One of these rivers pushes up toward the northwest, and under certain circumstances, storms in Alaska (the results of other atmospheric rivers) push these rivers further south into California. The total water in these systems can be huge (10 to 20 Mississippi’s worth), and what fell in California in 1862 was exacerbated by a drought in the prior year, and a hard freeze that followed. What measurements we had: San Francisco saw 24”-37” of rain in January alone (19-20 is the average for the year). In gold country there was 108” in a month.
All this wrought terrible destruction, pretty much every mill, ferry, and bridge were washed out (many many deaths happened with people trying to cross rivers), tens of thousands of dead cattle washed up on beaches, low lying farms inundated, Sacramento flooded.
Newspaper accounts of the time (akin to the blogs of today) had all sorts of accounts of how terrible it was. Every day people thought it could not get worse, and each day it did. A Southern Californian woman recounted how in a 6 week stretch there was not time to dry even a handkerchief.
Given the prior year’s drought, sediment got picked up from the ground rather than the water being absorbed — and given also the blasting going on for mining, a tremendous amount of soil and rock was moved and polished by the high fast moving water. Water covered 30’ high telegraph poles in some places and steamships were able to go anywhere.
The freeze that followed didn’t stop it. The freeze was a deep one down to sea level, but it didn’t stop the water from moving and ice tsunamis formed — ice piling upon ice, pushing up onto land crushing whatever might be in its path.
San Francisco Bay clocked no flood tides for over a week, raised as it was by 7’, and the water was fresh enough that steam ships didn’t have to trek to their usual freshwater streams to get water.
The effects did not happen all in one go either. Drought followed in 1863 and 600k more cattle died, pretty much the last of the stock that came from the original Spanish settlements. Michael Barber of UC Davis thinks that this is when native grasslands were supplanted, when new cattle was brought in directly from the east.
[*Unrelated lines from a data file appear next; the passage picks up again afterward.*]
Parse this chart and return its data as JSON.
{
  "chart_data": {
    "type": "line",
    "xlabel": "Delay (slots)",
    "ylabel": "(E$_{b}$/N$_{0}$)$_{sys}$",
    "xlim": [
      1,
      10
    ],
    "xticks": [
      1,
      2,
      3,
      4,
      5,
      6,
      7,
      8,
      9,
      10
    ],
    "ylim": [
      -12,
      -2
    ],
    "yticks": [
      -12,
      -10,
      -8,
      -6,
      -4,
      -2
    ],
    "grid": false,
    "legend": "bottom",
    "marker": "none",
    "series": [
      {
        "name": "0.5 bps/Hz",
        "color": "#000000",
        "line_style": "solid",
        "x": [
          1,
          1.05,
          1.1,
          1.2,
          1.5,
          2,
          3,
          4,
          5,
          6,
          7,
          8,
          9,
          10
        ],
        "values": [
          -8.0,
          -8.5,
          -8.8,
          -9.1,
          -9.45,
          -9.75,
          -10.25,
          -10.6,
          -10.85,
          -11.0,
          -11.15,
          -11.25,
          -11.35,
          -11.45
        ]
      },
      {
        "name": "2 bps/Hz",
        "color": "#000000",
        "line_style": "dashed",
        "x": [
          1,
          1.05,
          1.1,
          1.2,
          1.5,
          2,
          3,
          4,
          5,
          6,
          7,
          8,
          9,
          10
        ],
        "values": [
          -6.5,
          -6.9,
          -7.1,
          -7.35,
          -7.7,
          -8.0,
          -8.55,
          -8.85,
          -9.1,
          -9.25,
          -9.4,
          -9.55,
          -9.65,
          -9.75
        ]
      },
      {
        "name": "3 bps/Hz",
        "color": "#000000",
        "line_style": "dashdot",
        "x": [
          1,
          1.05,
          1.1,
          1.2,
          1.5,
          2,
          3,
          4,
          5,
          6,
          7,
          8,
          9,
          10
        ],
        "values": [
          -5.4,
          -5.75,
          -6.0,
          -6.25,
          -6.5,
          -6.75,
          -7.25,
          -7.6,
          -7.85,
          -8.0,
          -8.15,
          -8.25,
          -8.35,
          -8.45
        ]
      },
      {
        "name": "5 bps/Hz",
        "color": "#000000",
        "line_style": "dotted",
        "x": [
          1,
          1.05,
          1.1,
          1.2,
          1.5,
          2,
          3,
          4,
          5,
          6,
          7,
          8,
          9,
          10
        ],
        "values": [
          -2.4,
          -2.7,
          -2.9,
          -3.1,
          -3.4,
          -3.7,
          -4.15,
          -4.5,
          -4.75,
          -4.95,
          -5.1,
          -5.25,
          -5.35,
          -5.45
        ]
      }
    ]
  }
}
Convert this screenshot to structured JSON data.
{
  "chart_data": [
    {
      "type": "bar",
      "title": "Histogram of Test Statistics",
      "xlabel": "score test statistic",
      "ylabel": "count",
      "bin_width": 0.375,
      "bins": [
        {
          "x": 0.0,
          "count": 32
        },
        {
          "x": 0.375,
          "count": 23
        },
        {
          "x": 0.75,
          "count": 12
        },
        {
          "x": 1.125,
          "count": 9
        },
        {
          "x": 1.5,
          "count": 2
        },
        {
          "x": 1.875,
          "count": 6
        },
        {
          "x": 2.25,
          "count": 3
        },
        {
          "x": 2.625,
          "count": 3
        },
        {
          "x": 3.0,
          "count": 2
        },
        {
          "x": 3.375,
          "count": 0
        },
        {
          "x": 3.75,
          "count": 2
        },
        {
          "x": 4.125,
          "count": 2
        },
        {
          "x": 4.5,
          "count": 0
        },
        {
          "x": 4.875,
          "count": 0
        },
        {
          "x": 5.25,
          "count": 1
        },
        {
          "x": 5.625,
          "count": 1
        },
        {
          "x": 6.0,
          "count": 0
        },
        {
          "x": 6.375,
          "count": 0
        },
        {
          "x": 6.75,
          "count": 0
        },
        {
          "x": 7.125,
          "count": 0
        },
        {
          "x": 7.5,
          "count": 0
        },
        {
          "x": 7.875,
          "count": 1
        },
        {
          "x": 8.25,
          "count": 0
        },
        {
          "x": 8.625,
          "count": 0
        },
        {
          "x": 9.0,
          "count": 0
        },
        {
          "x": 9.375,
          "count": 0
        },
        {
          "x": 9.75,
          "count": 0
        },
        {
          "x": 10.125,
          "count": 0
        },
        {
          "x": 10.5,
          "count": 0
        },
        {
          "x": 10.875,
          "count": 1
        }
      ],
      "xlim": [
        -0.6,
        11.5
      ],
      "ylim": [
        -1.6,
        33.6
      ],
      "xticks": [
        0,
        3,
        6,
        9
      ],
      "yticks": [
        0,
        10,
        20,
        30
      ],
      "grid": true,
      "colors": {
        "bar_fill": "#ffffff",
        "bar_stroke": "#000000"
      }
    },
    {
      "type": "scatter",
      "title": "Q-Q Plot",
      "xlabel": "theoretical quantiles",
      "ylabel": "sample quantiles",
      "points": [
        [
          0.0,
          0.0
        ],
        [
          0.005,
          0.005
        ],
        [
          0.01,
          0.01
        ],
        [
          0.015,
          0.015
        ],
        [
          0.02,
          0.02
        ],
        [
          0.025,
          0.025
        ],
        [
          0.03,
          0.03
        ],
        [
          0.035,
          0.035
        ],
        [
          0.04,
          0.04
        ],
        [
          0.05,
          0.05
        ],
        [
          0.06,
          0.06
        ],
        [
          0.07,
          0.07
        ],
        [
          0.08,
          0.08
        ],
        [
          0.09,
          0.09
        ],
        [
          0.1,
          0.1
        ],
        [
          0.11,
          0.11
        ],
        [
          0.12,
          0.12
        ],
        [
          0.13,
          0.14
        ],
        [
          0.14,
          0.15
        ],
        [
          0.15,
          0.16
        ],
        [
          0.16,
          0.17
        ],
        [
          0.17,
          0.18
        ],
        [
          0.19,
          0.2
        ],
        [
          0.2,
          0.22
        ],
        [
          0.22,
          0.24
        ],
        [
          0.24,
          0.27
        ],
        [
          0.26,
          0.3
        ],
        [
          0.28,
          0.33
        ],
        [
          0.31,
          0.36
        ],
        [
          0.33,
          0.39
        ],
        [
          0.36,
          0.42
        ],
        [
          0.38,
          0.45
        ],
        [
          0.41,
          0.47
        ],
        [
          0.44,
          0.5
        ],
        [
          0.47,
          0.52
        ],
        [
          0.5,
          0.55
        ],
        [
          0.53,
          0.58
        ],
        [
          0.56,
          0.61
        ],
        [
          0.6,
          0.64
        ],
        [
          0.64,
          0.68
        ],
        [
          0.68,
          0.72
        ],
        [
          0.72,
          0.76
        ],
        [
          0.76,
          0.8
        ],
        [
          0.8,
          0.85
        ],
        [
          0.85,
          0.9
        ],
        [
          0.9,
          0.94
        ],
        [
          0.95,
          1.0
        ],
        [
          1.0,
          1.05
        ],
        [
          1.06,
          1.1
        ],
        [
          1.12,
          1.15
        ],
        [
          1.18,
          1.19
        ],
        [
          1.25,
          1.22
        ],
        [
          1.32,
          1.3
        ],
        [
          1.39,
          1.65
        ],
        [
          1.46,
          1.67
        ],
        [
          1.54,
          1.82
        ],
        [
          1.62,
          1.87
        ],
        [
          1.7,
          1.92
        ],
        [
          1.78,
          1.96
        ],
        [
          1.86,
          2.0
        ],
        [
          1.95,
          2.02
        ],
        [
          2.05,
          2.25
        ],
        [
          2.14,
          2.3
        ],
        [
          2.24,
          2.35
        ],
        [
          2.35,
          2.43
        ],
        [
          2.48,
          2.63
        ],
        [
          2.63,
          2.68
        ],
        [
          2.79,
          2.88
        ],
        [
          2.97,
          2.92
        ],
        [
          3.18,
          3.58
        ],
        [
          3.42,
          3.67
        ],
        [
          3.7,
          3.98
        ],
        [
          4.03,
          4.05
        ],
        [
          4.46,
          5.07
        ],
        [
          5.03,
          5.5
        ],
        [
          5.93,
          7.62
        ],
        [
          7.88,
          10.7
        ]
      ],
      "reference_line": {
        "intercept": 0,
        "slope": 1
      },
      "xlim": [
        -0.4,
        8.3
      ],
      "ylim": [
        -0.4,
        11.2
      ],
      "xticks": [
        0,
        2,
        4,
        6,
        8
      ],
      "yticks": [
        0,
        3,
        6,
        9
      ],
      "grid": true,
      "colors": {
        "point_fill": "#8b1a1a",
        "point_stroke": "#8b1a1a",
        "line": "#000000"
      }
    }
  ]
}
Tree squirrels may have also taken their place at this time — so many ground squirrels were killed into the floods.
The greatest source of information about the floods comes from Sacramento. Governor Leland Stanford was inaugurated on Jan 10th, 1862 and was said to have had to row to the ceremony. Business had to be carried out on the 2nd floor of Sacramento, and 1000s of miners came down from the hills looking for a way back to San Francisco. A fair number of people turned their backs on California altogether.
The story quickly made its way into stories and song: Bret Harte’s Luck of Roaring Camp (the story was very successful, the author himself helped rescue people during the floods), a musician Max Zorer who named his songs after the flood (The California Flood Mazurka Dance), and a minstrel song published in 1863 called Down By the River Lived a Maiden, by H. S. Thompson, about a woman who drowns while chasing her ducks away from the river, which later was the inspiration for a song you are all familiar with Oh My Darlin’ Clementine. Joel gave a fabulous rendition of the original — an “old timey” sounding tune, with its amusing but ultimately sad lyrics (sadly my recording of this event failed entirely).
Joel had us speculate on why this disaster faded into the background, beyond the terminology, until recently there was little to be found on the subject. There is some level of time passing — we would not expect much of a history of Hurricane Sandy in 150 years perhaps, except that we are now building on the places that were designed as flood plains in the 1850s. His hypothesis is that it might be the flood control administrators who did not want to talk about it — the storm was of such a magnitude that it is unlikely we could build to it. It’s only recently that people have begun to think about a response (on such effort referred to as the Ark Storm). 16 million people live in areas which were underwater in 1862.
How long ‘til the next one? It is really impossible to say. There have been 2-5 storms of this magnitude in the last 2000 years (measuring from sediment layers taken from lakes). Ultimately, it is up to us citizens to remember, research, pass on, and act on this kind of knowledge.